Iraqs internal and external debt is it in a stable classificationThe financial advisor to the Prime Minister, Mazhar Muhammad Salih, expected that Iraq’s external debt until the year 2028 would not exceed the barrier of 21 billion dollars, stressing that the country’s creditworthiness is at a high degree of sobriety and reliability, according to which Iraq is placed in a stable classification, while he pointed out that the accumulation of… The debt came as a result of the national economy being exposed to two shocks.
Despite the accumulation of internal and external debts, the Parliamentary Finance Committee reassured that there would be no financial deficit in the country’s budget for the current year 2024, while specialists in economic affairs expressed their fear of the continued fluctuation of oil prices, hinting at the possibility of public revenues being affected in the event of a decline in oil prices. Black gold globally.
Saleh stated that, in my estimation, the external debt that must be repaid until the year 2028 does not exceed the barrier of 21 billion dollars, indicating that the repayment mechanism is subject to the actual current or ongoing allocations allocated in the federal general budget on an annual basis to pay the debt dues, according to the official Al-Sabah newspaper.
The government advisor explained that Iraq’s credit record, or creditworthiness, stands at a high degree of sobriety and reliability, according to which international credit rating companies have placed Iraq at rank B of the stable category over the past ten years, due to its high financial worthiness and commitment to paying its debt services. On an ongoing basis.”
Saleh calculated, during a previous press statement, the size of the country’s internal debt, while confirming
that the Iraqi economy was exposed to two shocks. He continued, “The internal public debt in Iraq is estimated at approximately 55 billion dollars, indicating that the accumulation of this debt came as a result of two shocks to which the economy was exposed.” The country between the years 2014 – 2021.
He added that the first shock was financial and security, following the country’s exposure to the threat of ISIS terrorist gangs, in addition to the war in which Iraq won against ISIS terrorism, which then required financing the budget deficit, due to the increase in military expenditures and the decline in oil prices. Saleh
pointed out that the second shock, which was healthy financial, was the result of the Corona pandemic crisis and the decline in oil price revenues at the same time due to the sharp cycle of oil assets and the loss of a barrel of oil in both shocks of approximately 40% of its estimated revenues as revenues for the general budget,” noting that this This prompted the financial authority in Iraq to borrow from the government banking market, mostly by issuing treasury bonds or annual treasury transfers that carry an average interest of about 3%.
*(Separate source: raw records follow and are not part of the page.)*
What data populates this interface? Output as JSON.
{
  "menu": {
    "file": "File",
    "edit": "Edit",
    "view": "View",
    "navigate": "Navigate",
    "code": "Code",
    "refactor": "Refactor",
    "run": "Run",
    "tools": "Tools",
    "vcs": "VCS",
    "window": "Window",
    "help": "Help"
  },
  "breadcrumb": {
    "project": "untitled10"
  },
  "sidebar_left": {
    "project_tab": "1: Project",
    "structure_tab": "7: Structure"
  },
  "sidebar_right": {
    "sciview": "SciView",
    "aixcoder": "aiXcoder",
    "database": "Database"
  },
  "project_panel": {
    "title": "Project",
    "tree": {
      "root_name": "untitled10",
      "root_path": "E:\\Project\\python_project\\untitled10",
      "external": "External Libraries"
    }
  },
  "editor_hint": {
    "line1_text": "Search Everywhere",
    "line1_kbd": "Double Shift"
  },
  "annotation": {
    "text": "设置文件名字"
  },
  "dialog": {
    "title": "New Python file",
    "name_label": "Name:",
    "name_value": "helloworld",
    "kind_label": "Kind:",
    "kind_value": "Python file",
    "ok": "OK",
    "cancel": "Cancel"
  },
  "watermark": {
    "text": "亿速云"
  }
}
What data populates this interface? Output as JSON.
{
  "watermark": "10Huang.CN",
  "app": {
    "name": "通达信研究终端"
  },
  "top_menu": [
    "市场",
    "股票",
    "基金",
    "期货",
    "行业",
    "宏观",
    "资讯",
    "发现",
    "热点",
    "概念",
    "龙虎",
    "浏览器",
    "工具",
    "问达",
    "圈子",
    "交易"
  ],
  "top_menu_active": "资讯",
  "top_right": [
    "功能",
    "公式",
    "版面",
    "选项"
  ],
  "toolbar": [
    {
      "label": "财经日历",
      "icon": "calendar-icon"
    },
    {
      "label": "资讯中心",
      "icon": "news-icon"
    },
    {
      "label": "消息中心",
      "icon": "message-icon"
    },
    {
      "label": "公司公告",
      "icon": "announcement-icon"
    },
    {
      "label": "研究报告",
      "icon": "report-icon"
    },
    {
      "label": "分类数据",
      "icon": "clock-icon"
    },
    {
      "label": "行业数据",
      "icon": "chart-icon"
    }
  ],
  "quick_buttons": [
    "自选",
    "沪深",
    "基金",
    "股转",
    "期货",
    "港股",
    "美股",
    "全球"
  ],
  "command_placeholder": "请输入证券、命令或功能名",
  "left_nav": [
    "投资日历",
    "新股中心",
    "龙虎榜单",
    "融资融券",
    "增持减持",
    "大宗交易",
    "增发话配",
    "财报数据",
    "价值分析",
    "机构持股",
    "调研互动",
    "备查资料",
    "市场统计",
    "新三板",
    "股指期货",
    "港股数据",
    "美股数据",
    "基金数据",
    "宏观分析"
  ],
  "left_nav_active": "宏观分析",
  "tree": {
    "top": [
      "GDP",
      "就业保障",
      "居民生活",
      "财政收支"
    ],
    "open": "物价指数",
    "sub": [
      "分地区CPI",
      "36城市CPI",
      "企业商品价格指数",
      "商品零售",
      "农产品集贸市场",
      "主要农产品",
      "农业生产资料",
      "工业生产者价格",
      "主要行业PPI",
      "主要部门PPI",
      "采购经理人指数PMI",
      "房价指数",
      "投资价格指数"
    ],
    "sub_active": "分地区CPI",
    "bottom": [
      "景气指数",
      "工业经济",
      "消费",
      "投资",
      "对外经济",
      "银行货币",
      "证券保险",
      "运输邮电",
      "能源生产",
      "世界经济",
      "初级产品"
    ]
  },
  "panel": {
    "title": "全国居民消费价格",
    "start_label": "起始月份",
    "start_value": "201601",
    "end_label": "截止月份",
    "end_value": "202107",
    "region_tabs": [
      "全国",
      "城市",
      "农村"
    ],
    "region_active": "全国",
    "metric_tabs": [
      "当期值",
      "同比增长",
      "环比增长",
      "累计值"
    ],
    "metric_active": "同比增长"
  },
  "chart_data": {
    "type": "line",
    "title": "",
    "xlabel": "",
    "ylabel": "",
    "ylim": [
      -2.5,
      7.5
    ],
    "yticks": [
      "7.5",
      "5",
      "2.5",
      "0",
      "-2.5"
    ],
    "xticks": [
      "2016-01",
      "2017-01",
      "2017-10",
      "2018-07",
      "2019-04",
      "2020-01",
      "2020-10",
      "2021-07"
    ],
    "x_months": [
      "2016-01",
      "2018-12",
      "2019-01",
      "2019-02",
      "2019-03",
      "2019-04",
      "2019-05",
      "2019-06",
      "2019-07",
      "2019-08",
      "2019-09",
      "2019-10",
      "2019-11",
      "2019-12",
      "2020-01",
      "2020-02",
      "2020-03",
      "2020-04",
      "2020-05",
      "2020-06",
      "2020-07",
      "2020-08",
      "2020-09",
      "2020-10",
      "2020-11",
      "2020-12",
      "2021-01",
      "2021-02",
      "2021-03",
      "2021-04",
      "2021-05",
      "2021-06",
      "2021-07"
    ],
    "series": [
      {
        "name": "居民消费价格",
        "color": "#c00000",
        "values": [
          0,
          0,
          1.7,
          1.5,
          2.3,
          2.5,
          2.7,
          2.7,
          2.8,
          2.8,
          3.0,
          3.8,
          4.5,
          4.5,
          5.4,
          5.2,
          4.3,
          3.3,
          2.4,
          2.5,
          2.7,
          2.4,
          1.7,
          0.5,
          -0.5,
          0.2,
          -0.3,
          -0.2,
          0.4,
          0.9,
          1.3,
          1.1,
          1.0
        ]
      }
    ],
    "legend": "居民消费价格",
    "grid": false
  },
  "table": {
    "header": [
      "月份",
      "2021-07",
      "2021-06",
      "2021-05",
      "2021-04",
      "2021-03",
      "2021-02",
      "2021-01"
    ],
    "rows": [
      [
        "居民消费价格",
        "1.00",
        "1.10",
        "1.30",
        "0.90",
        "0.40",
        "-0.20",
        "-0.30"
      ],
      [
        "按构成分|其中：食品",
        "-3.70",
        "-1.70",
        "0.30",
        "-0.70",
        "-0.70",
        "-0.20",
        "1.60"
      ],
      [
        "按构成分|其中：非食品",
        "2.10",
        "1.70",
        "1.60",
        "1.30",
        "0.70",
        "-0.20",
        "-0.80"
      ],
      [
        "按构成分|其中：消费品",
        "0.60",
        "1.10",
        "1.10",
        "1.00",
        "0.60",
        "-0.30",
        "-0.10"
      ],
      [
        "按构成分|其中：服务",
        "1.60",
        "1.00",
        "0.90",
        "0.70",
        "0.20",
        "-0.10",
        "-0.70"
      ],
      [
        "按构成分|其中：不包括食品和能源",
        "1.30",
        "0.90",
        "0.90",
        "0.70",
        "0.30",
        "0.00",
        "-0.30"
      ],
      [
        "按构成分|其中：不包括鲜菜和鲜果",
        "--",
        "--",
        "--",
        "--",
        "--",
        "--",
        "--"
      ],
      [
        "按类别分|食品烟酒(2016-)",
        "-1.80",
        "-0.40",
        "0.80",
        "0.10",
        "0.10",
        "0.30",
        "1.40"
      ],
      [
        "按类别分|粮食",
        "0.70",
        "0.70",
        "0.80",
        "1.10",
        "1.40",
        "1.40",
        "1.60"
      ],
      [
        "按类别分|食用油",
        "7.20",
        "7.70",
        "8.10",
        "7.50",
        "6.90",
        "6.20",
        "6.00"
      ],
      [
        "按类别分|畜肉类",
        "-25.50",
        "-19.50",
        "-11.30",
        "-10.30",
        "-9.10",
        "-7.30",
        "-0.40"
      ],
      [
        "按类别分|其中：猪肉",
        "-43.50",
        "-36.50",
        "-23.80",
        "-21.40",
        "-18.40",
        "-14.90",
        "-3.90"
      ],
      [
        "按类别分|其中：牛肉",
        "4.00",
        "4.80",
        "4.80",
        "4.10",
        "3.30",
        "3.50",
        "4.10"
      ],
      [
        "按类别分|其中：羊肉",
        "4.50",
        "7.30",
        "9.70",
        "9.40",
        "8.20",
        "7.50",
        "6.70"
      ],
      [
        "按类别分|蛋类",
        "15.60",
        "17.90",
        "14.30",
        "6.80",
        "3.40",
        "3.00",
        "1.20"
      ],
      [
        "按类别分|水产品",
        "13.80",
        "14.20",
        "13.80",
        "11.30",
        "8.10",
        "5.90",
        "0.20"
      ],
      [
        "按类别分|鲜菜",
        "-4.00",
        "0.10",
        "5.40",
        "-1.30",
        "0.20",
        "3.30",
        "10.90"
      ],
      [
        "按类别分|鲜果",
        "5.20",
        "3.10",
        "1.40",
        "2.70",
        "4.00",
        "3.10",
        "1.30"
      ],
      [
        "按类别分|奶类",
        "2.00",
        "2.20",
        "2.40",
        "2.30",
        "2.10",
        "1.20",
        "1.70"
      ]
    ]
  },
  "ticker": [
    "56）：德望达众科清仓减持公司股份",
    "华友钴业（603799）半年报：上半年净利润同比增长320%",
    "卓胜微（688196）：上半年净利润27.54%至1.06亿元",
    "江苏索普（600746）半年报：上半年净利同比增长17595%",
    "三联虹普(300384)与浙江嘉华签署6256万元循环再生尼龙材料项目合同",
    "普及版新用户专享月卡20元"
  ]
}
The advisor noted that the internal public debt was traded exclusively within the government financial system, without intervention in the banking market except in a very limited manner, meaning that the internal debt, with its tools represented by bonds and treasury transfers, is traded at a rate of 95% exclusively within the government financial agencies.
In the midst of this, a member of the Parliamentary Finance Committee, Moeen Al-Kadhimi, expected that there would be no financial deficit in the budget for the current year 2024, indicating that the government will submit amendments to the table of amounts, and these amendments are in the process of being completed and sent to the Finance Committee and will be studied there, approved by Parliament, and on its way to implementation.
Al-Kadhimi pointed out that last year’s budget, 2023, did not suffer from a deficit, but the current year’s budget, 2024, will not have a financial deficit, especially since oil prices are constantly increasing.
Contrary to the previous opinion, economic affairs specialist, Ali Al-Defafi, believes that the worsening situation in the region may lead to a delay in the arrival of oil supplies to consuming countries, and thus a decline in the financial revenues of some producing countries, expecting average oil prices to be stable between -75%. $80 for the current year.
Al-Diffai stressed the need to exploit the financial abundance achieved as a result of the increase in oil prices over the past two years, in establishing strategic projects and working to support the productive aspects that can contribute to supplementing the country’s financial budgets, especially the agricultural and industrial sectors, praising, at the same time, the government’s economic moves in Supporting the private sector, which will contribute during the coming period to reviving many local industries that could block the way for imported products.